The following example demonstrates how to instantiate the Architect agent and run a hypothesis through the complete validation pipeline:

```python

# Example: How the Architect validates a hypothesis

from agents.architect.agent import ArchitectAgent

architect = ArchitectAgent()
task_description = "Fix the failing unit test in `utils/math.py`"

# 1. Generate hypotheses

hypotheses = architect.generate_hypotheses(task_description)

# 2. Retrieve supporting evidence

evidence = architect.research(hypotheses)

# 3. Validate each hypothesis

validated = []
for hypo in hypotheses:
    score = architect.validate_hypothesis(hypo, evidence)
    if score >= 0.75:
        validated.append(hypo)

# 4. Build the final plan using only validated hypotheses

plan = architect.build_plan(validated)
print(plan)

```

*Simplified output showing validated plan steps:*

```text
PlanStep(
    description="Inspect the division function in utils/math.py",
    hypothesis_id="hypo_3",   # validated hypothesis: “ZeroDivisionError is caused by missing guard”

)
PlanStep(
    description="Add guard clause and run test suite",
    hypothesis_id="hypo_3",
)

```

## Summary

- The Architect agent validates hypotheses through an **evidence-driven six-stage pipeline** that ensures plans are grounded in concrete codebase data.
- Validation relies on the **Researcher agent** (via the `research` method) to gather file snippets, error traces, and commit history before scoring.
- The **`validate_hypothesis`** function in [`agents/architect/validation.py`](https://github.com/langtalks/swe-agent/blob/main/agents/architect/validation.py) applies a **0.75 threshold** to filter candidates based on Presence, Relevance, and Confidence metrics.
- Failed hypotheses trigger the **`refine_hypothesis`** loop for iterative improvement rather than immediate rejection.
- Validated hypotheses are embedded into **`PlanStep`** objects via the `hypothesis_id` field, creating traceable links between plan actions and their supporting evidence.
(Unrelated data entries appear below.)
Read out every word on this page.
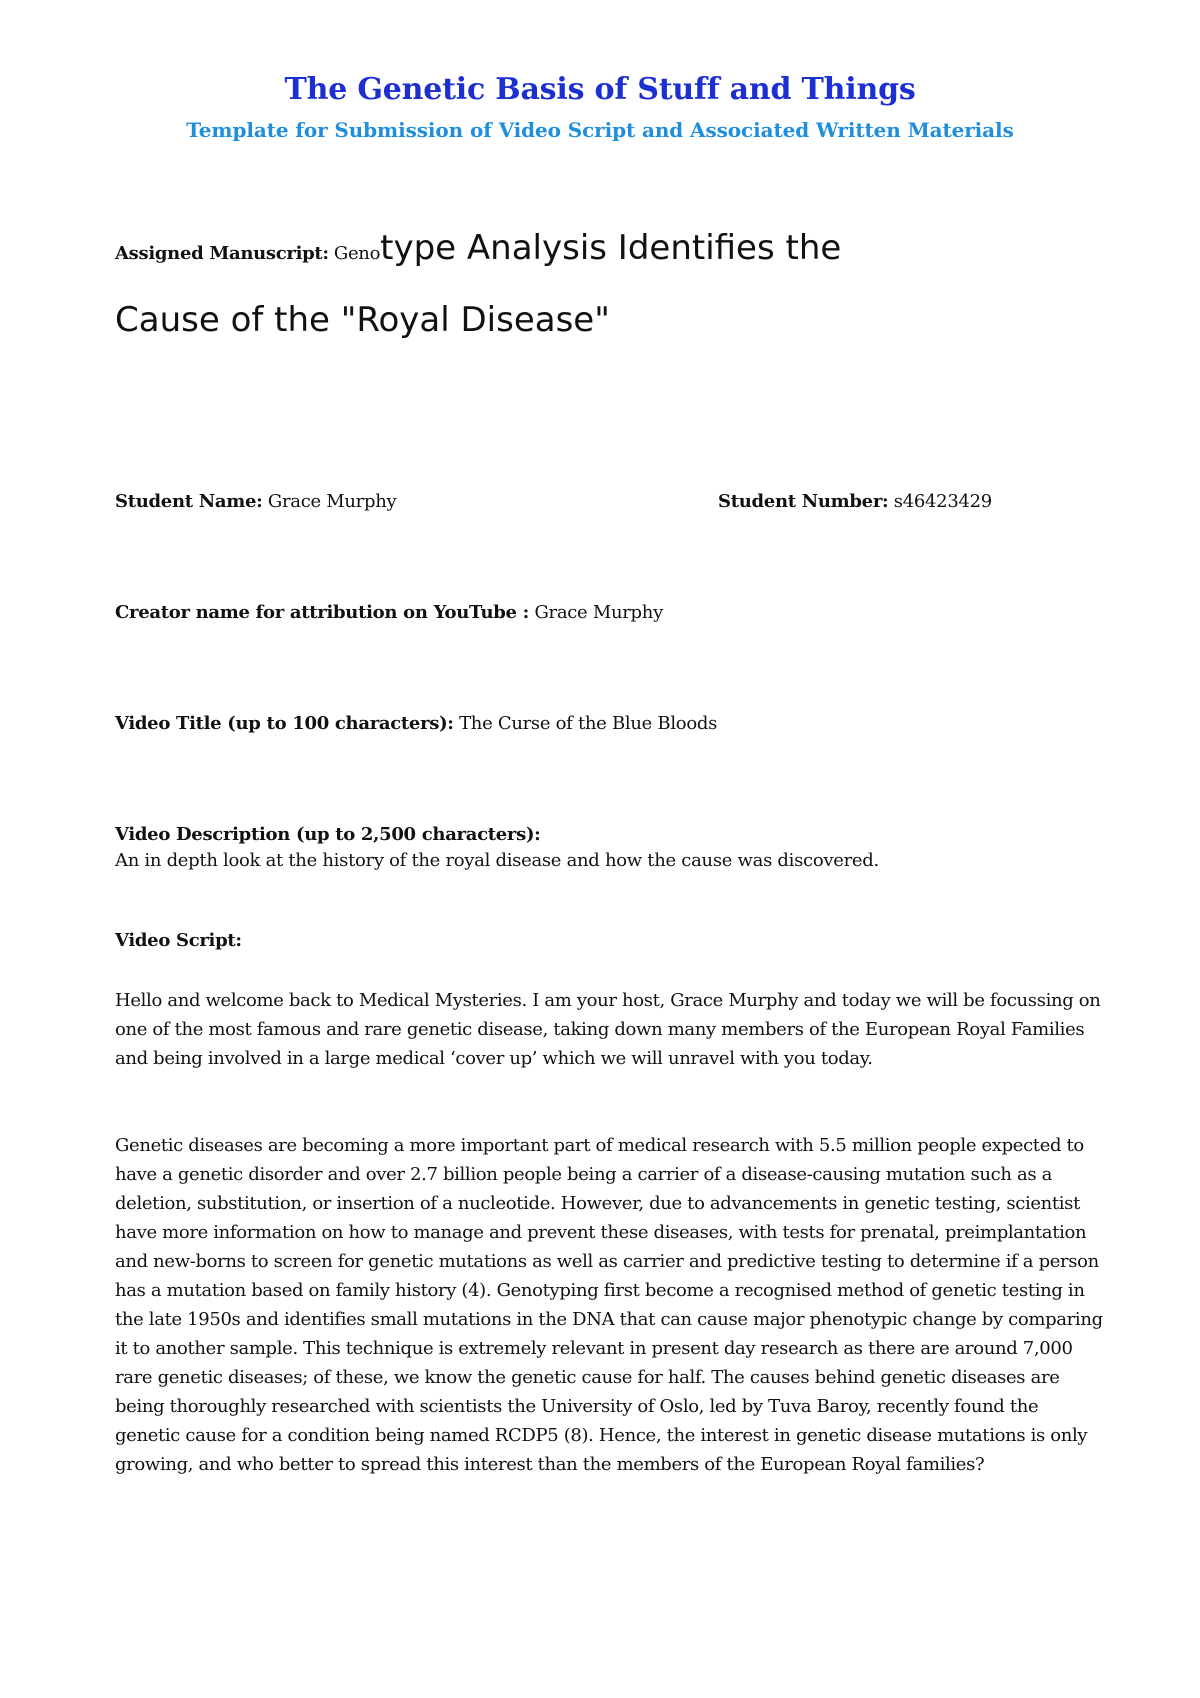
The Genetic Basis of Stuff and Things
Template for Submission of Video Script and Associated Written Materials
Assigned Manuscript: Genotype Analysis Identifies the
Cause of the "Royal Disease"
Student Name: Grace Murphy	Student Number: s46423429
Creator name for attribution on YouTube : Grace Murphy
Video Title (up to 100 characters): The Curse of the Blue Bloods
Video Description (up to 2,500 characters):
An in depth look at the history of the royal disease and how the cause was discovered.
Video Script:
Hello and welcome back to Medical Mysteries. I am your host, Grace Murphy and today we will be focussing on one of the most famous and rare genetic disease, taking down many members of the European Royal Families and being involved in a large medical ‘cover up’ which we will unravel with you today.
Genetic diseases are becoming a more important part of medical research with 5.5 million people expected to have a genetic disorder and over 2.7 billion people being a carrier of a disease-causing mutation such as a deletion, substitution, or insertion of a nucleotide. However, due to advancements in genetic testing, scientist have more information on how to manage and prevent these diseases, with tests for prenatal, preimplantation and new-borns to screen for genetic mutations as well as carrier and predictive testing to determine if a person has a mutation based on family history (4). Genotyping first become a recognised method of genetic testing in the late 1950s and identifies small mutations in the DNA that can cause major phenotypic change by comparing it to another sample. This technique is extremely relevant in present day research as there are around 7,000 rare genetic diseases; of these, we know the genetic cause for half. The causes behind genetic diseases are being thoroughly researched with scientists the University of Oslo, led by Tuva Baroy, recently found the genetic cause for a condition being named RCDP5 (8). Hence, the interest in genetic disease mutations is only growing, and who better to spread this interest than the members of the European Royal families?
## Frequently Asked Questions

### What validation score threshold does the Architect agent use?

According to the source code in [`agents/architect/agent.py`](https://github.com/langtalks/swe-agent/blob/main/agents/architect/agent.py), the Architect agent applies a hard threshold of **0.75** when evaluating hypothesis validation scores. Hypotheses scoring at or above this value are marked as validated and incorporated into the execution plan, while those below the threshold are either discarded or sent back for refinement.

### How does the Architect agent gather evidence for hypothesis validation?
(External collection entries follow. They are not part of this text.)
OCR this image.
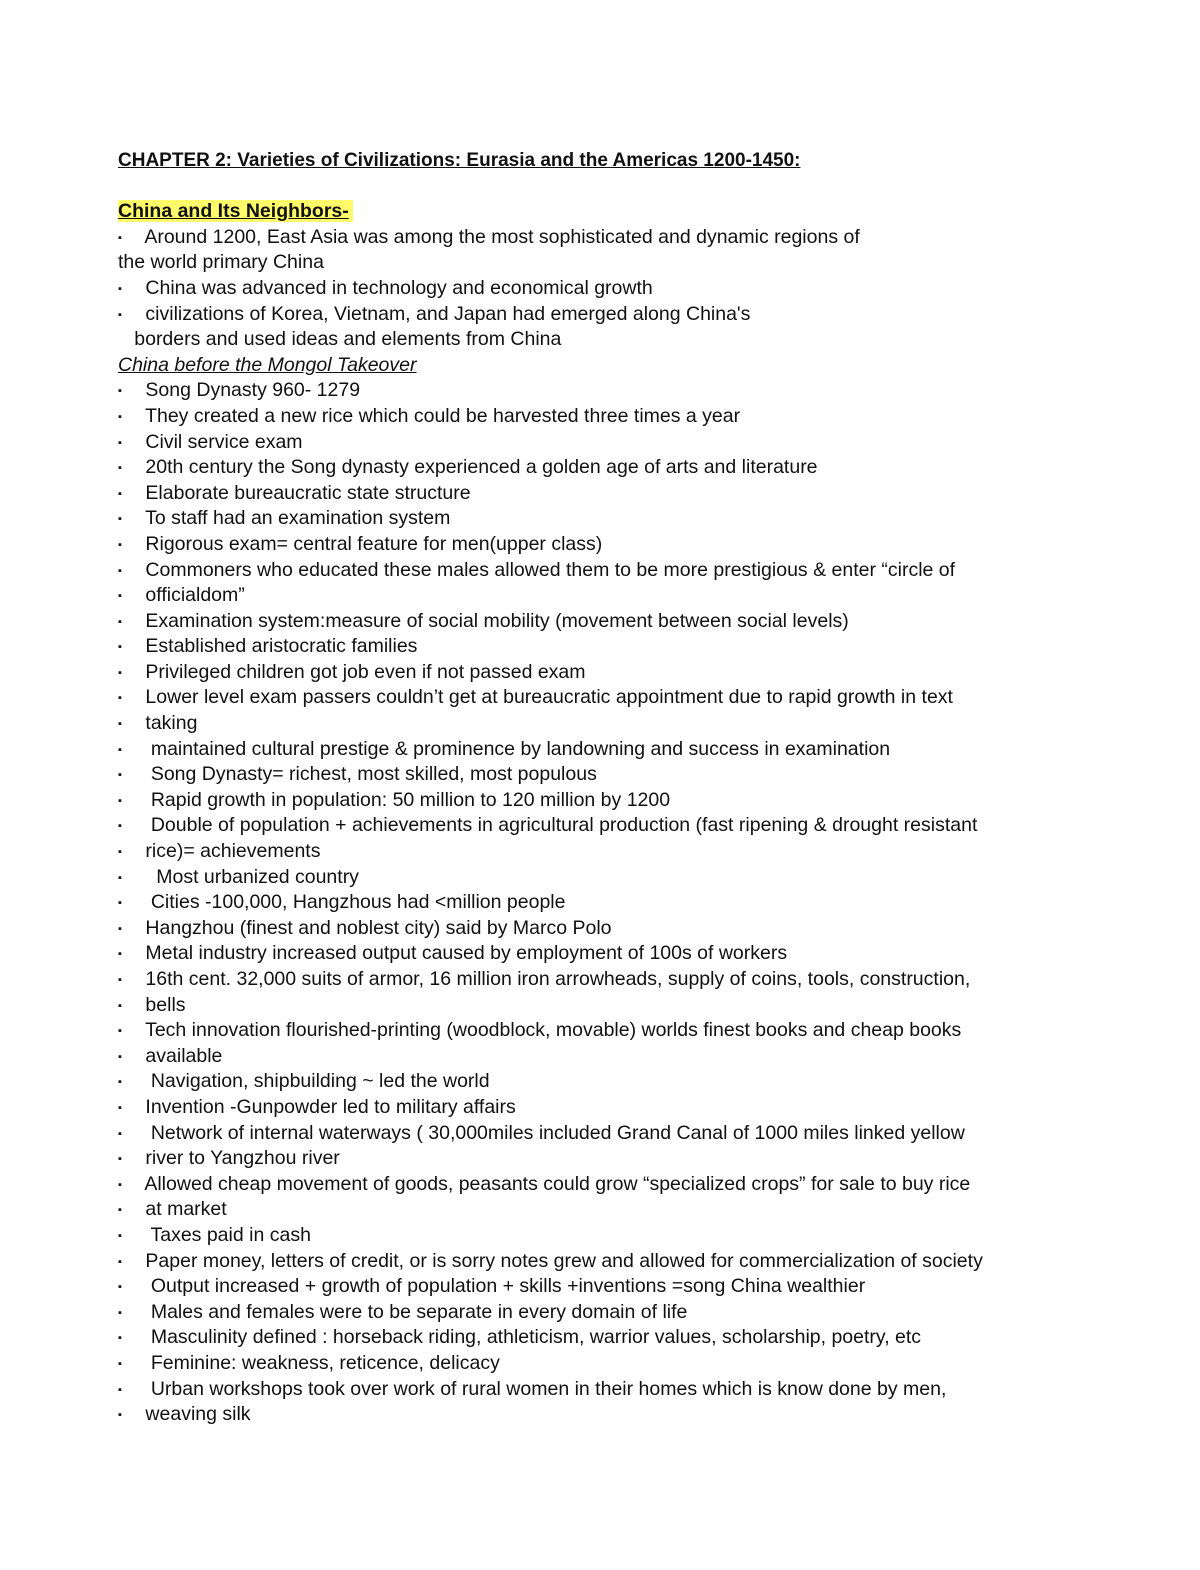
CHAPTER 2: Varieties of Civilizations: Eurasia and the Americas 1200-1450:
China and Its Neighbors-
▪ Around 1200, East Asia was among the most sophisticated and dynamic regions of
the world primary China
▪ China was advanced in technology and economical growth
▪ civilizations of Korea, Vietnam, and Japan had emerged along China's
borders and used ideas and elements from China
China before the Mongol Takeover
▪ Song Dynasty 960- 1279
▪ They created a new rice which could be harvested three times a year
▪ Civil service exam
▪ 20th century the Song dynasty experienced a golden age of arts and literature
▪ Elaborate bureaucratic state structure
▪ To staff had an examination system
▪ Rigorous exam= central feature for men(upper class)
▪ Commoners who educated these males allowed them to be more prestigious & enter “circle of
▪ officialdom”
▪ Examination system:measure of social mobility (movement between social levels)
▪ Established aristocratic families
▪ Privileged children got job even if not passed exam
▪ Lower level exam passers couldn’t get at bureaucratic appointment due to rapid growth in text
▪ taking
▪  maintained cultural prestige & prominence by landowning and success in examination
▪  Song Dynasty= richest, most skilled, most populous
▪  Rapid growth in population: 50 million to 120 million by 1200
▪  Double of population + achievements in agricultural production (fast ripening & drought resistant
▪ rice)= achievements
▪   Most urbanized country
▪  Cities -100,000, Hangzhous had <million people
▪ Hangzhou (finest and noblest city) said by Marco Polo
▪ Metal industry increased output caused by employment of 100s of workers
▪ 16th cent. 32,000 suits of armor, 16 million iron arrowheads, supply of coins, tools, construction,
▪ bells
▪ Tech innovation flourished-printing (woodblock, movable) worlds finest books and cheap books
▪ available
▪  Navigation, shipbuilding ~ led the world
▪ Invention -Gunpowder led to military affairs
▪  Network of internal waterways ( 30,000miles included Grand Canal of 1000 miles linked yellow
▪ river to Yangzhou river
▪ Allowed cheap movement of goods, peasants could grow “specialized crops” for sale to buy rice
▪ at market
▪  Taxes paid in cash
▪ Paper money, letters of credit, or is sorry notes grew and allowed for commercialization of society
▪  Output increased + growth of population + skills +inventions =song China wealthier
▪  Males and females were to be separate in every domain of life
▪  Masculinity defined : horseback riding, athleticism, warrior values, scholarship, poetry, etc
▪  Feminine: weakness, reticence, delicacy
▪  Urban workshops took over work of rural women in their homes which is know done by men,
▪ weaving silk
The Architect delegates evidence gathering to the **Researcher** agent through the internal `research` method defined in [`agents/architect/agent.py`](https://github.com/langtalks/swe-agent/blob/main/agents/architect/agent.py). The Researcher searches the codebase, documentation, and test failure logs to return structured research results containing file snippets, error traces, and relevant commit messages, which the Architect then uses to score hypotheses in [`agents/architect/validation.py`](https://github.com/langtalks/swe-agent/blob/main/agents/architect/validation.py).

### What happens to hypotheses that fail validation?
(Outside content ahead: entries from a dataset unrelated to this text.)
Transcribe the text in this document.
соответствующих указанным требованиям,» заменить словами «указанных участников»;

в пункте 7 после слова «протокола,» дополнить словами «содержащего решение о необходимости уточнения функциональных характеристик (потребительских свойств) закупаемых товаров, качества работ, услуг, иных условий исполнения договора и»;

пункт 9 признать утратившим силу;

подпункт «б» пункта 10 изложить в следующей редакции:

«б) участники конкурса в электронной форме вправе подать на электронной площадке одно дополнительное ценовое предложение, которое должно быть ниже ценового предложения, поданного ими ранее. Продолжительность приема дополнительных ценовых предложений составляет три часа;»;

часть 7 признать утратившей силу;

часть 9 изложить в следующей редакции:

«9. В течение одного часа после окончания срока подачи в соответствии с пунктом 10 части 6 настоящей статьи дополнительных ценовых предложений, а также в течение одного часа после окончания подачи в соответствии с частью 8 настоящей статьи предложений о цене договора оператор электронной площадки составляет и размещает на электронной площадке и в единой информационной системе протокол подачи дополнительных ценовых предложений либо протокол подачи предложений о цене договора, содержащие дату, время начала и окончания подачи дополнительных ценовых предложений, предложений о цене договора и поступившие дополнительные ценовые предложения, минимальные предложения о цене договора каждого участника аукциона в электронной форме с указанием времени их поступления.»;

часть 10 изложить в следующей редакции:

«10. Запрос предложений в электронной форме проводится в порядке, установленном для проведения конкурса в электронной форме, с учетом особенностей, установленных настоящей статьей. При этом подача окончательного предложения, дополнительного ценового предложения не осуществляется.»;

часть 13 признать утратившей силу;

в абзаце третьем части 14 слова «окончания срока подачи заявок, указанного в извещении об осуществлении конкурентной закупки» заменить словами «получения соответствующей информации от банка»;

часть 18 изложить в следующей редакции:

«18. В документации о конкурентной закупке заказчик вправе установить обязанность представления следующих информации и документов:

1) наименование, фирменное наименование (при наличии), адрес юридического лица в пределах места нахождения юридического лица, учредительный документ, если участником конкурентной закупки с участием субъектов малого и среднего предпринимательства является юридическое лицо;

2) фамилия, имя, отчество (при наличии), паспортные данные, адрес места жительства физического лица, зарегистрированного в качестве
Hypotheses with validation scores below 0.75 are handled by the **`refine_hypothesis`** loop in [`agents/architect/agent.py`](https://github.com/langtalks/swe-agent/blob/main/agents/architect/agent.py). The Architect either discards the low-confidence hypothesis entirely or prompts the LLM to generate a revised version that better aligns with the contradictory evidence gathered by the Researcher agent.

### Which file contains the core validation scoring logic?

The core scoring logic resides in **[`agents/architect/validation.py`](https://github.com/langtalks/swe-agent/blob/main/agents/architect/validation.py)**, which implements the `validate_hypothesis` function. This module contains the heuristic algorithms that check for **Presence**, **Relevance**, and **Confidence** by comparing the symbolic references and error patterns mentioned in each hypothesis against the concrete evidence retrieved from the codebase.